Maybe it was the part of the law that had its teeth extracted, which said the switch should be done “to the extent practicable,” that has kept the numbers low. Or maybe there’s more to the numbers that the Coltura report doesn’t mention.

The city, for instance, does only have one electric vehicle, it’s true. But it also has seven hybrids, which run interchangeably on gas and electricity. And it has 32 garbage trucks that run on compressed natural gas, which creates less pollution and is more efficient than fossil fuels. The city anticipates the entire 100-strong fleet of garbage trucks will run on CNG by 2023.

Marlene Feist, the director of strategic development for the city’s public works and utilities department, said the city is working to make the fleet as “fuel efficient as possible” and continues to “integrate alternate fuel vehicles to meet state law.” But she pointed out another roadblock when attempting to convert a city’s fleet.

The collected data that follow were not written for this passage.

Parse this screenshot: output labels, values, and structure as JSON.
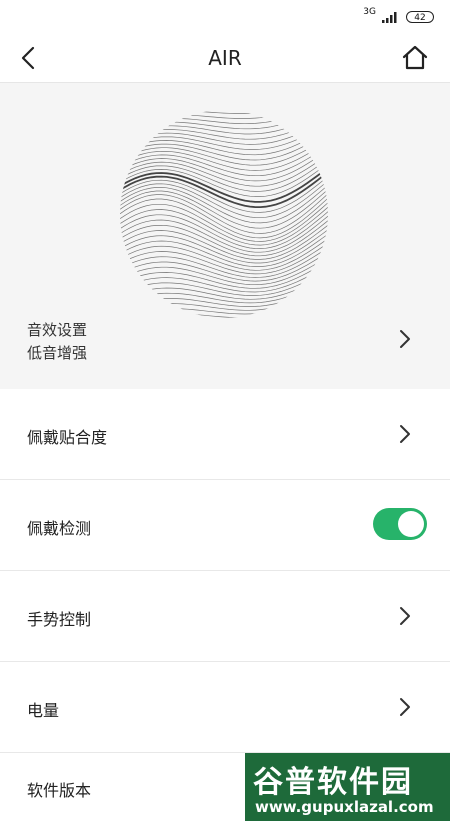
{
  "status_bar": {
    "network": "3G",
    "battery": "42"
  },
  "header": {
    "title": "AIR"
  },
  "hero": {
    "sound_label": "音效设置",
    "sound_value": "低音增强"
  },
  "settings": [
    {
      "label": "佩戴贴合度",
      "control": "chevron"
    },
    {
      "label": "佩戴检测",
      "control": "toggle",
      "enabled": true
    },
    {
      "label": "手势控制",
      "control": "chevron"
    },
    {
      "label": "电量",
      "control": "chevron"
    },
    {
      "label": "软件版本",
      "control": "none"
    }
  ],
  "watermark": {
    "cn": "谷普软件园",
    "url": "www.gupuxlazal.com"
  },
  "colors": {
    "toggle_on": "#27b36a",
    "hero_bg": "#f5f5f5"
  }
}
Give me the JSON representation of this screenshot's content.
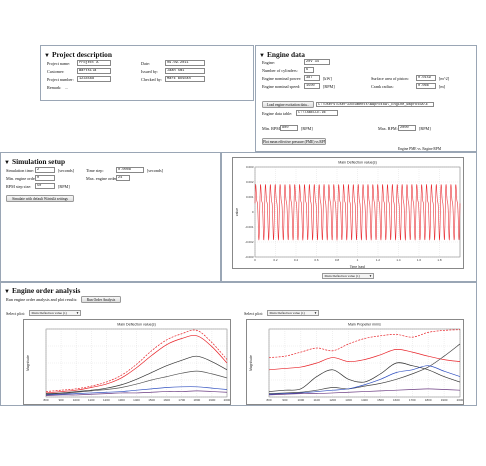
{
  "project": {
    "title": "Project description",
    "name_label": "Project name:",
    "name_value": "Project A",
    "customer_label": "Customer:",
    "customer_value": "Wärtsilä",
    "number_label": "Project number:",
    "number_value": "1234568",
    "remark_label": "Remark:",
    "remark_value": "...",
    "date_label": "Date:",
    "date_value": "09.09.2011",
    "issued_label": "Issued by:",
    "issued_value": "Jaan Smi",
    "checked_label": "Checked by:",
    "checked_value": "Mark Boscan"
  },
  "engine": {
    "title": "Engine data",
    "engine_label": "Engine:",
    "engine_value": "20V 34",
    "cyl_label": "Number of cylinders:",
    "cyl_value": "6",
    "power_label": "Engine nominal power:",
    "power_value": "387",
    "power_unit": "[kW]",
    "speed_label": "Engine nominal speed:",
    "speed_value": "1500",
    "speed_unit": "[RPM]",
    "piston_label": "Surface area of piston:",
    "piston_value": "0.0159",
    "piston_unit": "[m^2]",
    "crank_label": "Crank radius:",
    "crank_value": "0.066",
    "crank_unit": "[m]",
    "load_button": "Load engine excitation data...",
    "path_value": "C:\\Users\\user\\Documents\\WaprotoA\\_Engine_WaprotoA\\E",
    "table_label": "Engine data table:",
    "table_value": "C:\\TABELLE.DE",
    "min_rpm_label": "Min. RPM:",
    "min_rpm_value": "800",
    "min_rpm_unit": "[RPM]",
    "max_rpm_label": "Max. RPM:",
    "max_rpm_value": "2000",
    "max_rpm_unit": "[RPM]",
    "plot_button": "Plot mean effective pressure (PME) vs RPM",
    "plot_title": "Engine PME vs. Engine RPM"
  },
  "simulation": {
    "title": "Simulation setup",
    "time_label": "Simulation time:",
    "time_value": "2",
    "time_unit": "[seconds]",
    "min_order_label": "Min. engine order:",
    "min_order_value": "0",
    "rpm_step_label": "RPM step size:",
    "rpm_step_value": "50",
    "rpm_step_unit": "[RPM]",
    "timestep_label": "Time step:",
    "timestep_value": "0.0008",
    "timestep_unit": "[seconds]",
    "max_order_label": "Max. engine order:",
    "max_order_value": "24",
    "run_button": "Simulate with default Wärtsilä settings",
    "select_value": "Main Deflection value (1)"
  },
  "order": {
    "title": "Engine order analysis",
    "instruction": "Run engine order analysis and plot results:",
    "run_button": "Run Order Analysis",
    "left_select_label": "Select plot:",
    "left_select_value": "Main Deflection value (1)",
    "right_select_label": "Select plot:",
    "right_select_value": "Main Deflection value (1)"
  },
  "chart_data": [
    {
      "type": "line",
      "title": "Main Deflection value(s)",
      "xlabel": "Time [sec]",
      "ylabel": "value",
      "xlim": [
        0,
        2
      ],
      "ylim": [
        -0.003,
        0.003
      ],
      "xticks": [
        "0",
        "0.2",
        "0.4",
        "0.6",
        "0.8",
        "1",
        "1.2",
        "1.4",
        "1.6",
        "1.8"
      ],
      "yticks": [
        "0.003",
        "0.002",
        "0.001",
        "0",
        "-0.001",
        "-0.002",
        "-0.003"
      ],
      "grid": true,
      "series": [
        {
          "color": "#e8242a",
          "cycles": 42,
          "amplitude": 0.0022,
          "offset": 0.0002
        }
      ]
    },
    {
      "type": "line",
      "title": "Main Deflection value(s)",
      "xlabel": "",
      "ylabel": "Magnitude",
      "x": [
        800,
        900,
        1000,
        1100,
        1200,
        1300,
        1400,
        1500,
        1600,
        1700,
        1800,
        1900,
        2000
      ],
      "xticks": [
        "800",
        "900",
        "1000",
        "1100",
        "1200",
        "1300",
        "1400",
        "1500",
        "1600",
        "1700",
        "1800",
        "1900",
        "2000"
      ],
      "ylim": [
        0,
        1
      ],
      "grid": true,
      "series": [
        {
          "color": "#e8242a",
          "dash": true,
          "values": [
            0.08,
            0.1,
            0.12,
            0.16,
            0.22,
            0.32,
            0.48,
            0.68,
            0.84,
            0.93,
            0.98,
            0.8,
            0.55
          ]
        },
        {
          "color": "#e8242a",
          "dash": false,
          "values": [
            0.06,
            0.08,
            0.1,
            0.14,
            0.19,
            0.28,
            0.43,
            0.61,
            0.77,
            0.86,
            0.9,
            0.74,
            0.5
          ]
        },
        {
          "color": "#333333",
          "dash": false,
          "values": [
            0.05,
            0.06,
            0.08,
            0.1,
            0.13,
            0.18,
            0.26,
            0.36,
            0.46,
            0.54,
            0.6,
            0.52,
            0.4
          ]
        },
        {
          "color": "#555555",
          "dash": false,
          "values": [
            0.04,
            0.05,
            0.07,
            0.09,
            0.11,
            0.14,
            0.19,
            0.25,
            0.3,
            0.35,
            0.38,
            0.34,
            0.28
          ]
        },
        {
          "color": "#3050c0",
          "dash": false,
          "values": [
            0.03,
            0.04,
            0.05,
            0.06,
            0.07,
            0.08,
            0.1,
            0.12,
            0.14,
            0.15,
            0.15,
            0.13,
            0.11
          ]
        },
        {
          "color": "#6a3a80",
          "dash": false,
          "values": [
            0.02,
            0.03,
            0.03,
            0.04,
            0.05,
            0.06,
            0.06,
            0.07,
            0.08,
            0.08,
            0.09,
            0.08,
            0.07
          ]
        }
      ]
    },
    {
      "type": "line",
      "title": "Main Propeller mm/s",
      "xlabel": "",
      "ylabel": "Magnitude",
      "x": [
        800,
        900,
        1000,
        1100,
        1200,
        1300,
        1400,
        1500,
        1600,
        1700,
        1800,
        1900,
        2000
      ],
      "xticks": [
        "800",
        "900",
        "1000",
        "1100",
        "1200",
        "1300",
        "1400",
        "1500",
        "1600",
        "1700",
        "1800",
        "1900",
        "2000"
      ],
      "ylim": [
        0,
        1
      ],
      "grid": true,
      "series": [
        {
          "color": "#e8242a",
          "dash": true,
          "values": [
            0.58,
            0.6,
            0.66,
            0.72,
            0.68,
            0.78,
            0.86,
            0.9,
            0.92,
            0.88,
            0.95,
            0.98,
            0.99
          ]
        },
        {
          "color": "#e8242a",
          "dash": false,
          "values": [
            0.4,
            0.42,
            0.44,
            0.5,
            0.58,
            0.52,
            0.55,
            0.62,
            0.7,
            0.66,
            0.6,
            0.55,
            0.52
          ]
        },
        {
          "color": "#333333",
          "dash": false,
          "values": [
            0.08,
            0.1,
            0.12,
            0.3,
            0.4,
            0.26,
            0.22,
            0.34,
            0.5,
            0.46,
            0.4,
            0.3,
            0.22
          ]
        },
        {
          "color": "#444444",
          "dash": false,
          "values": [
            0.05,
            0.06,
            0.07,
            0.1,
            0.14,
            0.12,
            0.16,
            0.2,
            0.26,
            0.34,
            0.44,
            0.6,
            0.78
          ]
        },
        {
          "color": "#3050c0",
          "dash": false,
          "values": [
            0.04,
            0.05,
            0.06,
            0.08,
            0.1,
            0.12,
            0.18,
            0.26,
            0.36,
            0.4,
            0.46,
            0.38,
            0.3
          ]
        },
        {
          "color": "#6a3a80",
          "dash": false,
          "values": [
            0.03,
            0.04,
            0.05,
            0.05,
            0.06,
            0.07,
            0.08,
            0.09,
            0.1,
            0.11,
            0.12,
            0.11,
            0.1
          ]
        }
      ]
    }
  ]
}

“Our fleet is largely large industrial vehicles,” she said. “We used to have more of a passenger car fleet. We used to have a bunch of pool cars. We don’t anymore.”

That may be the case, but other Washington cities show more progress in fleet electrification than Spokane. Seattle’s 178 vehicles, out of a total of 3,410, leads the pack by far. By very far. It is Seattle after all. As the report says, Washington’s largest city has “the most advanced vehicle electrification program of any city in Washington. Seattle presently has 92 pure EVs and 86 plug-in hybrid electric vehicles. It recently completed an installation of 156 charging units, and now has 289 serving its fleet, with 400 planned by 2023.”

Gulp.

Tacoma, which has a similarly-sized fleet as Spokane, and Everett, which has a much smaller fleet, each have seven electric vehicles. Bellevue has four, Vancouver has three and Kirkland has two. Renton and Bellingham tie with Spokane at one.

Feist said the city has 205 light-duty vehicles that “potentially could be candidates for conversion to electricity or other alternate fuels, depending on how we use them.” She noted that since the law went into effect in 2015, the city has had no need to replace any of these vehicles, which usually occurs at the end of a vehicle’s lifespan.

She said the city is considering buying an all-electric vehicle called a Polaris GEM, which looks like a hefty golf cart, for parking enforcement.

The city also has a law on the books from 2015 that states “each vehicle purchased by the City shall be as fuel efficient or more fuel efficient as the vehicle it is replacing in the City fleet.” Electric vehicles count.

The Coltura report, which is focused on environmentalism, largely avoids criticizing the lack of municipal action. Instead, it takes aim at the law, which was supposed to cut back on public fuel use.

It calls the law “so vague that it provides no effective guidance to agencies, and no clear basis for holding them accountable for their decisions. If, for example, an agency has not invested in charging facilities, a vehicle that requires charging would arguably ‘not meet operational needs.’ There is no guidance for calculating the lifecycle cost of the vehicle, nor how operational needs are to be determined.”

And as Feist suggested, vehicles that run on natural gas count under the law, which includes “an allowance for substitution of natural gas and propane for electricity or biodiesel not authorized within the statute.” The report acknowledges the allowance, but didn’t count the CNG vehicles.

The report shows what’s at stake. Vehicle emissions are the largest source of air pollution, and more than 40 percent of all carbon emissions in Washington state came from tailpipes. In 2016, Seattle burned through more than 2.2 million gallons of gas while Spokane combusted 902,000 gallons.

©2018 The Spokesman-Review (Spokane, Wash.), Distributed by Tribune Content Agency, LLC.